We had some doilies left over from our Doily Drawings so we used them as the substrate, but any 2-D surface will do. Actually, the holes in the doilies posed some glitter-shaking problems, and I’d probably shy away from them next go around (although there is something pretty about lacy doilies and shiny glitter). With a two-year old, there’s only so much you can do with glitter, but if you have older kids, you may like to try making glittery fairy wands or glitter leaves. And if YOU are giddy for glitter too, Martha Stewart has a whole slew of Halloween glitter activities that will keep you busy for the next few months. Finally, if your child likes glitter like mine does, it’s a great embellishment for just about any art activity. Think of it as an art accessory.

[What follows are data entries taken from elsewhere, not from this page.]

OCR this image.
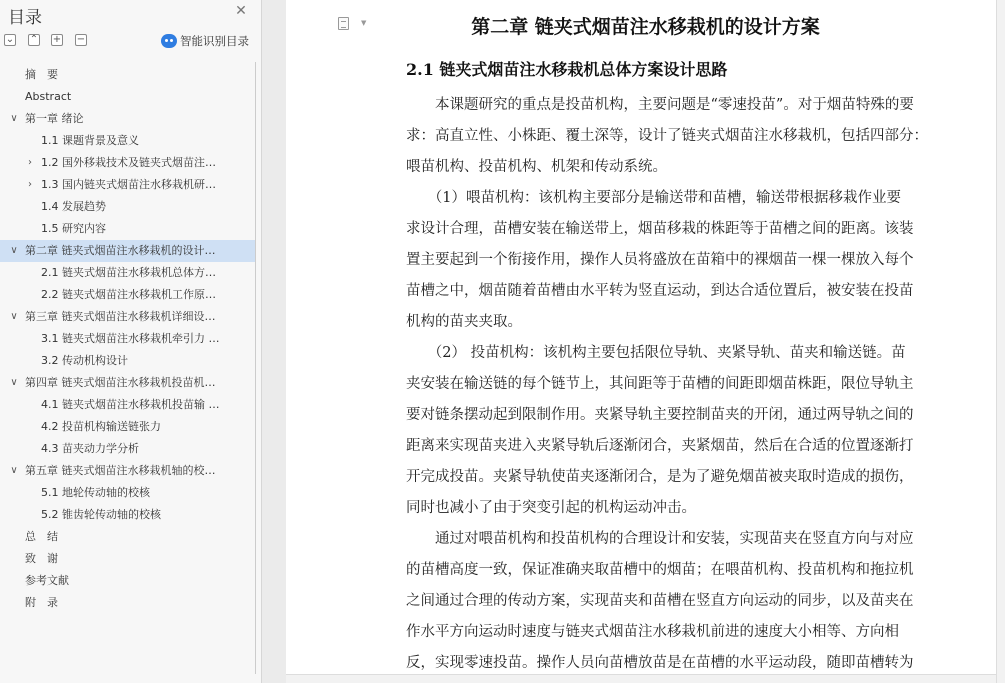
目录	✕
⌄ ⌃ + −	智能识别目录
摘　要
Abstract
∨ 第一章 绪论
1.1 课题背景及意义
› 1.2 国外移栽技术及链夹式烟苗注…
› 1.3 国内链夹式烟苗注水移栽机研…
1.4 发展趋势
1.5 研究内容
∨ 第二章 链夹式烟苗注水移栽机的设计…
2.1 链夹式烟苗注水移栽机总体方…
2.2 链夹式烟苗注水移栽机工作原…
∨ 第三章 链夹式烟苗注水移栽机详细设…
3.1 链夹式烟苗注水移栽机牵引力 …
3.2 传动机构设计
∨ 第四章 链夹式烟苗注水移栽机投苗机…
4.1 链夹式烟苗注水移栽机投苗输 …
4.2 投苗机构输送链张力
4.3 苗夹动力学分析
∨ 第五章 链夹式烟苗注水移栽机轴的校…
5.1 地轮传动轴的校核
5.2 锥齿轮传动轴的校核
总　结
致　谢
参考文献
附　录
▼	第二章 链夹式烟苗注水移栽机的设计方案
2.1 链夹式烟苗注水移栽机总体方案设计思路
　　本课题研究的重点是投苗机构，主要问题是“零速投苗”。对于烟苗特殊的要
求：高直立性、小株距、覆土深等，设计了链夹式烟苗注水移栽机，包括四部分：
喂苗机构、投苗机构、机架和传动系统。
　　（1）喂苗机构：该机构主要部分是输送带和苗槽，输送带根据移栽作业要
求设计合理，苗槽安装在输送带上，烟苗移栽的株距等于苗槽之间的距离。该装
置主要起到一个衔接作用，操作人员将盛放在苗箱中的裸烟苗一棵一棵放入每个
苗槽之中，烟苗随着苗槽由水平转为竖直运动，到达合适位置后，被安装在投苗
机构的苗夹夹取。
　　（2） 投苗机构：该机构主要包括限位导轨、夹紧导轨、苗夹和输送链。苗
夹安装在输送链的每个链节上，其间距等于苗槽的间距即烟苗株距，限位导轨主
要对链条摆动起到限制作用。夹紧导轨主要控制苗夹的开闭，通过两导轨之间的
距离来实现苗夹进入夹紧导轨后逐渐闭合，夹紧烟苗，然后在合适的位置逐渐打
开完成投苗。夹紧导轨使苗夹逐渐闭合，是为了避免烟苗被夹取时造成的损伤，
同时也减小了由于突变引起的机构运动冲击。
　　通过对喂苗机构和投苗机构的合理设计和安装，实现苗夹在竖直方向与对应
的苗槽高度一致，保证准确夹取苗槽中的烟苗；在喂苗机构、投苗机构和拖拉机
之间通过合理的传动方案，实现苗夹和苗槽在竖直方向运动的同步，以及苗夹在
作水平方向运动时速度与链夹式烟苗注水移栽机前进的速度大小相等、方向相
反，实现零速投苗。操作人员向苗槽放苗是在苗槽的水平运动段，随即苗槽转为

Anyhoo, here’s what you need if you want to get your glitter on:

The Creative Hook

We did this activity for a few reasons.

  • My daughter had yet to use glitter, and the novelty of a new materials posed all sorts of opportunities for exploration.
  • The steps involved with working with glitter are somewhat involved, and the process requires patience and focus.
  • My initial plan was to use glitter glue and then introduce the glitter shaker on a subsequent day, but the plan fell through. The reason for this is that I’ve noticed my child is bonkers for shaking things out of littler containers (candy sprinkles, parmesan cheese, cocoa, cinnamon, etc.) and it was apparent that shaking glitter would be a natural extension of her current fascination with shaking and sprinkling.
  • The visual payoff can be striking, and kids may be wowed by the shimmery effect of the glitter.

Materials

  • Glitter-Glue or Glue & Glitter Shakers. You can find glitter in craft stores, and I’d recommend buying stuff that’s specifically in the kid section because it’s less likely to be super fine and/or toxic. Buy a few colors if you can.
  • Paper
  • Plate, box, or trash can for shaking glitter into

Directions

  • If you’re using glitter glue, show your child how to use it, and let him or her explore how the material works.
  • If you’re using glitter AND glue, show your child how to squeeze glue on the paper, gently shake glitter over the glue, and then shake the extra glue off and onto the plate or into the trash can.